Graduation: From the notes of the Coronation March (which you can all sing as I say it, right?) to the memories of your own tremulous steps down that aisle, wearing such outlandish garb with such pride, feeling the love in the room and the solidity of the ceremony -- it's such a strong send off into that looming world. "See, some things are stable, they stay the same, life is solid, unified, old and repeatable -- no floating here," at the same time that the stomach flutters with, "Whoa -- I'm on my own now! No more routine -- no teachers and classes and papers and deadlines to anchor me. Can I do this? Swim out into the big stream and not only keep my head above water but actually reach a welcoming shore, one that I've dreamed of, maybe still don't see before me, one that will even let me in?"
Those fears need traditions -- the music, the ritual, the rolled diploma with your very own name, the cheers, the family hugs, the endless picture-snapping and flying goodbyes to old friends -- and to your old life. Those cut-loose fears need the security of the ritual to not only mark the place where you're pushing off from into the unknown -- a solid place in the world that launches you -- but to tell you that that there must be more organized, standing-still institutions and scenes and settings in the world where it will be safe for you to land and continue. The ceremony says that society has a structure -- that the rituals and symbols speak of a history, that others have done this, that it is a natural, healthy, supported step.

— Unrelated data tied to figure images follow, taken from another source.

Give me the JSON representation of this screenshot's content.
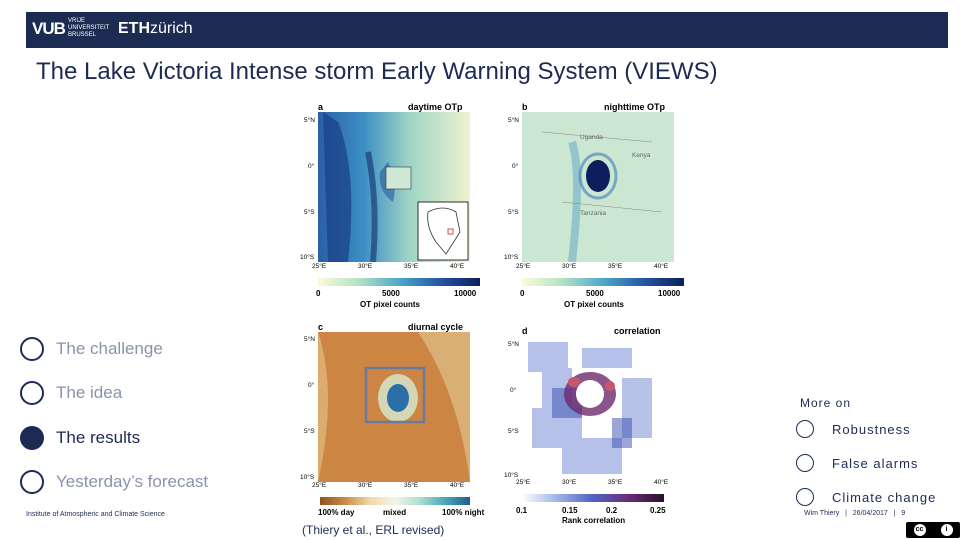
{
  "header": {
    "logo_vub": "VUB",
    "logo_vub_sub": [
      "VRIJE",
      "UNIVERSITEIT",
      "BRUSSEL"
    ],
    "logo_eth_bold": "ETH",
    "logo_eth_rest": "zürich"
  },
  "title": "The Lake Victoria Intense storm Early Warning System (VIEWS)",
  "panels": {
    "a": {
      "letter": "a",
      "title": "daytime OTp"
    },
    "b": {
      "letter": "b",
      "title": "nighttime OTp",
      "countries": [
        "Uganda",
        "Kenya",
        "Tanzania"
      ]
    },
    "c": {
      "letter": "c",
      "title": "diurnal cycle"
    },
    "d": {
      "letter": "d",
      "title": "correlation"
    }
  },
  "lat_ticks": [
    "5°N",
    "0°",
    "5°S",
    "10°S"
  ],
  "lon_ticks": [
    "25°E",
    "30°E",
    "35°E",
    "40°E"
  ],
  "colorbars": {
    "a": {
      "ticks": [
        "0",
        "5000",
        "10000"
      ],
      "label": "OT pixel counts"
    },
    "b": {
      "ticks": [
        "0",
        "5000",
        "10000"
      ],
      "label": "OT pixel counts"
    },
    "c": {
      "ticks": [
        "100% day",
        "mixed",
        "100% night"
      ],
      "label": ""
    },
    "d": {
      "ticks": [
        "0.1",
        "0.15",
        "0.2",
        "0.25"
      ],
      "label": "Rank correlation"
    }
  },
  "nav": {
    "items": [
      {
        "label": "The challenge",
        "active": false
      },
      {
        "label": "The idea",
        "active": false
      },
      {
        "label": "The results",
        "active": true
      },
      {
        "label": "Yesterday’s forecast",
        "active": false
      }
    ]
  },
  "more": {
    "title": "More on",
    "items": [
      "Robustness",
      "False alarms",
      "Climate change"
    ]
  },
  "footer": {
    "institute": "Institute of Atmospheric and Climate Science",
    "author": "Wim Thiery",
    "separator": "|",
    "date": "26/04/2017",
    "page": "9",
    "citation": "(Thiery et al., ERL revised)",
    "license": "cc"
  },
  "colors": {
    "brand": "#1c2b52",
    "muted": "#8a93ad"
  }
}
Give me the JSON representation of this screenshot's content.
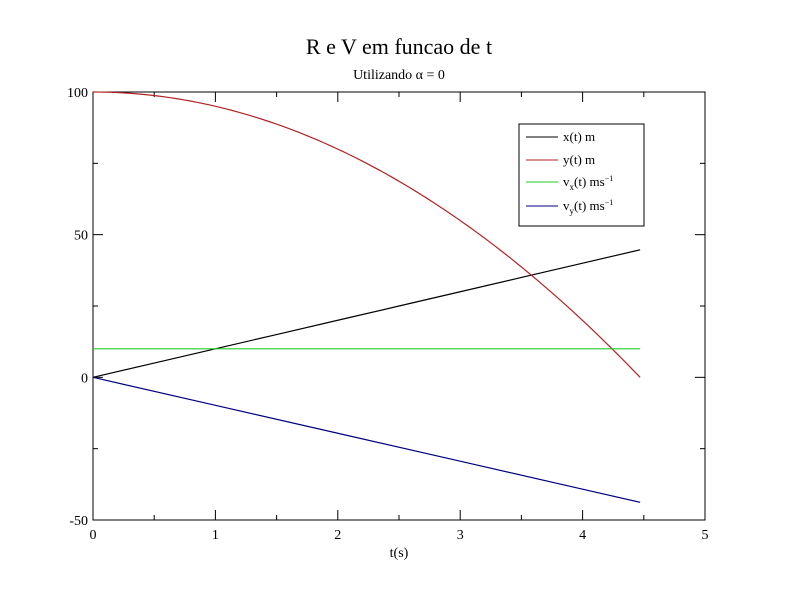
{
  "chart_data": {
    "type": "line",
    "title": "R e V em funcao de t",
    "subtitle_prefix": "Utilizando ",
    "subtitle_symbol": "α",
    "subtitle_suffix": " = 0",
    "xlabel": "t(s)",
    "ylabel": "",
    "xlim": [
      0,
      5
    ],
    "ylim": [
      -50,
      100
    ],
    "x_major_ticks": [
      0,
      1,
      2,
      3,
      4,
      5
    ],
    "y_major_ticks": [
      -50,
      0,
      50,
      100
    ],
    "x_tick_labels": [
      "0",
      "1",
      "2",
      "3",
      "4",
      "5"
    ],
    "y_tick_labels": [
      "-50",
      "0",
      "50",
      "100"
    ],
    "legend_position": "top-right",
    "series": [
      {
        "name": "x(t) m",
        "label_main": "x(t) m",
        "color": "#000000",
        "x": [
          0,
          0.5,
          1.0,
          1.5,
          2.0,
          2.5,
          3.0,
          3.5,
          4.0,
          4.47
        ],
        "y": [
          0,
          5,
          10,
          15,
          20,
          25,
          30,
          35,
          40,
          44.7
        ]
      },
      {
        "name": "y(t) m",
        "label_main": "y(t) m",
        "color": "#b22222",
        "x": [
          0,
          0.5,
          1.0,
          1.5,
          2.0,
          2.5,
          3.0,
          3.5,
          4.0,
          4.47
        ],
        "y": [
          100,
          98.8,
          95.1,
          89.0,
          80.4,
          69.4,
          55.9,
          40.0,
          21.6,
          0
        ]
      },
      {
        "name": "vx(t) ms-1",
        "label_pre": "v",
        "label_sub": "x",
        "label_mid": "(t) ms",
        "label_sup": "−1",
        "color": "#22cc22",
        "x": [
          0,
          4.47
        ],
        "y": [
          10,
          10
        ]
      },
      {
        "name": "vy(t) ms-1",
        "label_pre": "v",
        "label_sub": "y",
        "label_mid": "(t) ms",
        "label_sup": "−1",
        "color": "#000080",
        "x": [
          0,
          1.0,
          2.0,
          3.0,
          4.0,
          4.47
        ],
        "y": [
          0,
          -9.8,
          -19.6,
          -29.4,
          -39.2,
          -43.8
        ]
      }
    ]
  }
}
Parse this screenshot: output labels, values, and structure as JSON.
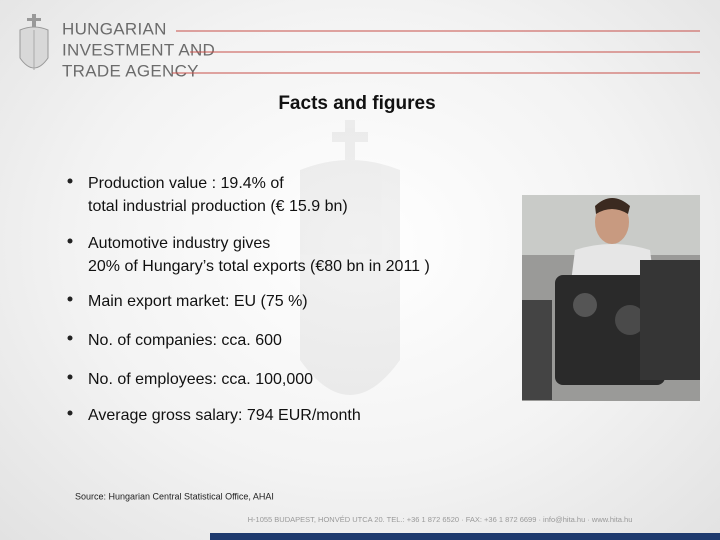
{
  "header": {
    "logo_lines": [
      "HUNGARIAN",
      "INVESTMENT AND",
      "TRADE AGENCY"
    ]
  },
  "title": "Facts and figures",
  "bullets": [
    [
      "Production value : 19.4% of",
      "total industrial production (€ 15.9 bn)"
    ],
    [
      "Automotive industry gives",
      "20% of Hungary’s total exports (€80 bn in 2011 )"
    ],
    [
      "Main export market: EU (75 %)"
    ],
    [
      "No. of companies: cca. 600"
    ],
    [
      "No. of employees: cca. 100,000"
    ],
    [
      "Average gross salary: 794 EUR/month"
    ]
  ],
  "source": "Source: Hungarian Central Statistical Office, AHAI",
  "footer": "H-1055 BUDAPEST, HONVÉD UTCA 20. TEL.: +36 1 872 6520 · FAX: +36 1 872 6699 · info@hita.hu · www.hita.hu"
}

And so it is with weddings. From our earliest days we have always needed to step outside of daily life to create such an event -- for it is an event , a crucial event -- young people agreeing to join the flock, the herd, to take on the task of creating another unit and making it continue. Does this not deserve a community gathering? A celebration? The most exciting thing is to see this theme in its variations. How many weddings of different ethnic groups have you attended? And what is absolutely basic to all?
There must be music, food, drink, flowers, decorated tables, a religious service of some sort, an official declaration -- lots of new, yes, but never without the reminiscence of the old, especially in our great cultural melting-pot of a country. Just think about the symbols at a wedding -- the harking back to the past, such a needed base from which to build ongoing rituals.
What color does the bride wear? Not only white, but red in China and multi-colored in other countries, but veils and rings are everywhere -- all these symbols referring to purity, to luck, fertility, commitment and a new status in society. And the dancing: the need to move with joy and celebration, the harking back to the old ethnic dances of cultural heritage, somehow arriving at holding hands in a circle to join each other in the affirmation of our joint societal standards, the reiteration of our lasting beliefs and life patterns.
So, in these days of blinding-speed changes to the formats of our lives, it is so grounding to join in the old rituals, to observe and glow in the reassurance that there are some indestructible bulwarks that last -- that the rites of passage are memorialized in comforting, repetitive ceremonies. And what makes them speak? Music, costumes, a designated, unchanging script, an exchange of symbols, a belief in and acceptance of rites, of manners and modes that have gone before.
These remind us that there is a predictable evolution in our lives -- that we all share a common human heritage. That we not only watch but need to share rites and rituals as the predictable phases of our lives move through us. Let's always take the time and never let them slide away. They symbolize our core.